Em seu ofício enviado à Corte, a PF pediu uma prorrogação de prazo de 30 dias para concluir as diligências do caso. No documento, a PF cita entre as diligências pendentes a tomada de depoimento do presidente, que é alvo da investigação. Cabe a Celso de Mello autorizar a prorrogação de prazo solicitada pela PF, mas o ministro não precisa assentir especificamente que os investigadores tomem o depoimento de Bolsonaro. Os detalhes do depoimento serão definidos pela própria Polícia Federal, após a decisão do novo prazo para a investigação.

O ofício não diz se Bolsonaro prestará depoimento por escrito ou pessoalmente. Nos inquéritos que correram contra o então presidente Michel Temer (MDB), ele foi ouvido por escrito pela PF. Neste caso, porém, o ministro Celso de Mello tem sinalizado que o procedimento pode ser diferente.

A legislação prevê que o presidente pode prestar depoimento por escrito no caso de ser testemunha em alguma investigação, mas não existe dispositivo legal sobre a possibilidade de um presidente da República ser ouvido na condição de investigado.

Celso de Mello enviou o documento ontem para manifestação do procuradorgeral da República (PGR), Augusto Aras, sobre as diligências solicitadas pela PF. Normalmente, entretanto, essas diligências são conduzidas pela PF. Nos casos anteriores envolvendo Michel Temer, quem colheu o depoimento do presidente foi a própria PF, sem intervenção da Procuradoria-Geral da República (PGR). A oitiva do alvo investigado costuma ser a última diligência de uma investigação. Também estão pendentes ainda a obtenção de informações solicitadas pela PF e o trabalho de perícia no vídeo da reunião ministerial do último dia 22 de abril.

 DECLARAÇÕES EM REUNIÃO

Na reunião, cuja íntegra da gravação foi divulgada na última semana por decisão do ministro Celso de Mello, Bolsonaro criticou a atuação da Polícia Federal e citou a necessidade de trocar "gente da segurança nossa do Rio". — Eu não vou esperar foder minha família toda de sacanagem, ou amigo meu, porque eu não posso trocar alguém da segurança na ponta da linha que pertence à estrutura. Vai trocar. Se não puder trocar, troca o chefe dele. Não pode trocar o chefe, troca o ministro — disse Bolsonaro.

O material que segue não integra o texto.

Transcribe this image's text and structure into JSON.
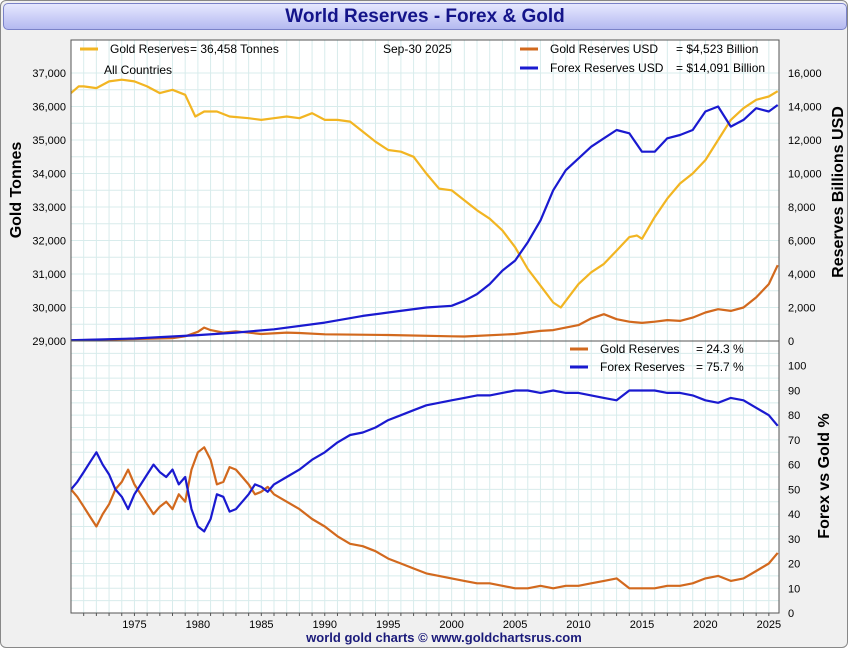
{
  "chart_title": "World Reserves - Forex & Gold",
  "footer": "world gold charts © www.goldchartsrus.com",
  "colors": {
    "gold_tonnes": "#F2B522",
    "gold_usd": "#D2691E",
    "forex": "#1A1AD0",
    "background": "#FFFFFF",
    "grid": "#D8ECEC"
  },
  "chart_data": [
    {
      "type": "line",
      "panel": "top",
      "date_label": "Sep-30  2025",
      "annotations": [
        "All Countries"
      ],
      "legend": {
        "gold_tonnes": {
          "label": "Gold Reserves",
          "value": "= 36,458 Tonnes"
        },
        "gold_usd": {
          "label": "Gold Reserves USD",
          "value": "= $4,523 Billion"
        },
        "forex": {
          "label": "Forex Reserves USD",
          "value": "= $14,091 Billion"
        }
      },
      "ylabel_left": "Gold Tonnes",
      "ylabel_right": "Reserves Billions USD",
      "ylim_left": [
        29000,
        37000
      ],
      "ylim_right": [
        0,
        16000
      ],
      "xlim": [
        1970,
        2025.8
      ],
      "grid": true,
      "left_ticks": [
        "29,000",
        "30,000",
        "31,000",
        "32,000",
        "33,000",
        "34,000",
        "35,000",
        "36,000",
        "37,000"
      ],
      "right_ticks": [
        "0",
        "2,000",
        "4,000",
        "6,000",
        "8,000",
        "10,000",
        "12,000",
        "14,000",
        "16,000"
      ],
      "series": [
        {
          "name": "Gold Reserves",
          "axis": "left",
          "units": "tonnes",
          "x": [
            1970,
            1970.6,
            1971,
            1972,
            1973,
            1974,
            1975,
            1976,
            1977,
            1978,
            1979,
            1979.8,
            1980.5,
            1981.5,
            1982.5,
            1984,
            1985,
            1986,
            1987,
            1988,
            1989,
            1990,
            1991,
            1992,
            1993,
            1994,
            1995,
            1996,
            1997,
            1998,
            1999,
            2000,
            2001,
            2002,
            2003,
            2004,
            2005,
            2006,
            2007,
            2008,
            2008.6,
            2009,
            2010,
            2011,
            2012,
            2013,
            2014,
            2014.6,
            2015,
            2016,
            2017,
            2018,
            2019,
            2020,
            2021,
            2022,
            2023,
            2024,
            2025,
            2025.7
          ],
          "y": [
            36400,
            36600,
            36600,
            36550,
            36750,
            36800,
            36750,
            36600,
            36400,
            36500,
            36350,
            35700,
            35850,
            35850,
            35700,
            35650,
            35600,
            35650,
            35700,
            35650,
            35800,
            35600,
            35600,
            35550,
            35250,
            34950,
            34700,
            34650,
            34500,
            34000,
            33550,
            33500,
            33200,
            32900,
            32650,
            32300,
            31800,
            31150,
            30650,
            30150,
            30000,
            30200,
            30700,
            31050,
            31300,
            31700,
            32100,
            32150,
            32050,
            32700,
            33250,
            33700,
            34000,
            34400,
            35000,
            35600,
            35950,
            36200,
            36300,
            36458
          ]
        },
        {
          "name": "Gold Reserves USD",
          "axis": "right",
          "units": "USD billions",
          "x": [
            1970,
            1975,
            1978,
            1979,
            1980,
            1980.5,
            1981,
            1982,
            1983,
            1985,
            1987,
            1988,
            1990,
            1995,
            2000,
            2001,
            2005,
            2007,
            2008,
            2009,
            2010,
            2011,
            2012,
            2013,
            2014,
            2015,
            2016,
            2017,
            2018,
            2019,
            2020,
            2021,
            2022,
            2023,
            2024,
            2025,
            2025.7
          ],
          "y": [
            40,
            120,
            170,
            280,
            550,
            800,
            650,
            500,
            580,
            420,
            500,
            480,
            400,
            360,
            280,
            270,
            420,
            600,
            650,
            800,
            950,
            1350,
            1600,
            1300,
            1150,
            1080,
            1150,
            1250,
            1200,
            1400,
            1700,
            1900,
            1800,
            2000,
            2600,
            3400,
            4523
          ]
        },
        {
          "name": "Forex Reserves USD",
          "axis": "right",
          "units": "USD billions",
          "x": [
            1970,
            1975,
            1980,
            1983,
            1986,
            1990,
            1993,
            1995,
            1998,
            2000,
            2001,
            2002,
            2003,
            2004,
            2005,
            2006,
            2007,
            2008,
            2009,
            2010,
            2011,
            2012,
            2013,
            2014,
            2015,
            2016,
            2017,
            2018,
            2019,
            2020,
            2021,
            2022,
            2023,
            2024,
            2025,
            2025.7
          ],
          "y": [
            50,
            150,
            350,
            500,
            700,
            1100,
            1500,
            1700,
            2000,
            2100,
            2400,
            2800,
            3400,
            4200,
            4800,
            5900,
            7200,
            9000,
            10200,
            10900,
            11600,
            12100,
            12600,
            12400,
            11300,
            11300,
            12100,
            12300,
            12600,
            13700,
            14000,
            12800,
            13200,
            13900,
            13700,
            14091
          ]
        }
      ]
    },
    {
      "type": "line",
      "panel": "bottom",
      "legend": {
        "gold_pct": {
          "label": "Gold Reserves",
          "value": "= 24.3 %"
        },
        "forex_pct": {
          "label": "Forex Reserves",
          "value": "= 75.7 %"
        }
      },
      "ylabel_right": "Forex vs Gold %",
      "ylim": [
        0,
        110
      ],
      "xlim": [
        1970,
        2025.8
      ],
      "grid": true,
      "right_ticks": [
        "0",
        "10",
        "20",
        "30",
        "40",
        "50",
        "60",
        "70",
        "80",
        "90",
        "100"
      ],
      "x_ticks": [
        "1975",
        "1980",
        "1985",
        "1990",
        "1995",
        "2000",
        "2005",
        "2010",
        "2015",
        "2020",
        "2025"
      ],
      "series": [
        {
          "name": "Forex Reserves",
          "units": "percent",
          "x": [
            1970,
            1970.5,
            1971,
            1971.5,
            1972,
            1972.5,
            1973,
            1973.5,
            1974,
            1974.5,
            1975,
            1975.5,
            1976,
            1976.5,
            1977,
            1977.5,
            1978,
            1978.5,
            1979,
            1979.5,
            1980,
            1980.5,
            1981,
            1981.5,
            1982,
            1982.5,
            1983,
            1983.5,
            1984,
            1984.5,
            1985,
            1985.5,
            1986,
            1987,
            1988,
            1989,
            1990,
            1991,
            1992,
            1993,
            1994,
            1995,
            1996,
            1997,
            1998,
            1999,
            2000,
            2001,
            2002,
            2003,
            2004,
            2005,
            2006,
            2007,
            2008,
            2009,
            2010,
            2011,
            2012,
            2013,
            2014,
            2015,
            2016,
            2017,
            2018,
            2019,
            2020,
            2021,
            2022,
            2023,
            2024,
            2025,
            2025.7
          ],
          "y": [
            50,
            53,
            57,
            61,
            65,
            60,
            56,
            50,
            47,
            42,
            48,
            52,
            56,
            60,
            57,
            55,
            58,
            52,
            55,
            42,
            35,
            33,
            38,
            48,
            47,
            41,
            42,
            45,
            48,
            52,
            51,
            49,
            52,
            55,
            58,
            62,
            65,
            69,
            72,
            73,
            75,
            78,
            80,
            82,
            84,
            85,
            86,
            87,
            88,
            88,
            89,
            90,
            90,
            89,
            90,
            89,
            89,
            88,
            87,
            86,
            90,
            90,
            90,
            89,
            89,
            88,
            86,
            85,
            87,
            86,
            83,
            80,
            75.7
          ]
        },
        {
          "name": "Gold Reserves",
          "units": "percent",
          "x": [
            1970,
            1970.5,
            1971,
            1971.5,
            1972,
            1972.5,
            1973,
            1973.5,
            1974,
            1974.5,
            1975,
            1975.5,
            1976,
            1976.5,
            1977,
            1977.5,
            1978,
            1978.5,
            1979,
            1979.5,
            1980,
            1980.5,
            1981,
            1981.5,
            1982,
            1982.5,
            1983,
            1983.5,
            1984,
            1984.5,
            1985,
            1985.5,
            1986,
            1987,
            1988,
            1989,
            1990,
            1991,
            1992,
            1993,
            1994,
            1995,
            1996,
            1997,
            1998,
            1999,
            2000,
            2001,
            2002,
            2003,
            2004,
            2005,
            2006,
            2007,
            2008,
            2009,
            2010,
            2011,
            2012,
            2013,
            2014,
            2015,
            2016,
            2017,
            2018,
            2019,
            2020,
            2021,
            2022,
            2023,
            2024,
            2025,
            2025.7
          ],
          "y": [
            50,
            47,
            43,
            39,
            35,
            40,
            44,
            50,
            53,
            58,
            52,
            48,
            44,
            40,
            43,
            45,
            42,
            48,
            45,
            58,
            65,
            67,
            62,
            52,
            53,
            59,
            58,
            55,
            52,
            48,
            49,
            51,
            48,
            45,
            42,
            38,
            35,
            31,
            28,
            27,
            25,
            22,
            20,
            18,
            16,
            15,
            14,
            13,
            12,
            12,
            11,
            10,
            10,
            11,
            10,
            11,
            11,
            12,
            13,
            14,
            10,
            10,
            10,
            11,
            11,
            12,
            14,
            15,
            13,
            14,
            17,
            20,
            24.3
          ]
        }
      ]
    }
  ]
}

As falas de Bolsonaro foram citadas pelo ex-ministro Sergio Moro (Justiça) como evidências da intenção de promover interferências indevidas na PF. Bolsonaro, por sua vez, alegou que suas menções a trocas no Rio referiam-se à equipe que faz sua segurança pessoal e de sua família. No dia seguinte à reunião, no entanto, Bolsonaro entrou em contato com o então diretor-geral da PF, Maurício Valeixo, e anunciou que ele seria exonerado. Além disso, o presidente avisou ao próprio Moro, antes da reunião ministerial do dia 22, que havia decidido pela exoneração de Valeixo, segundo mensagens trocadas por celular e anexadas ao inquérito.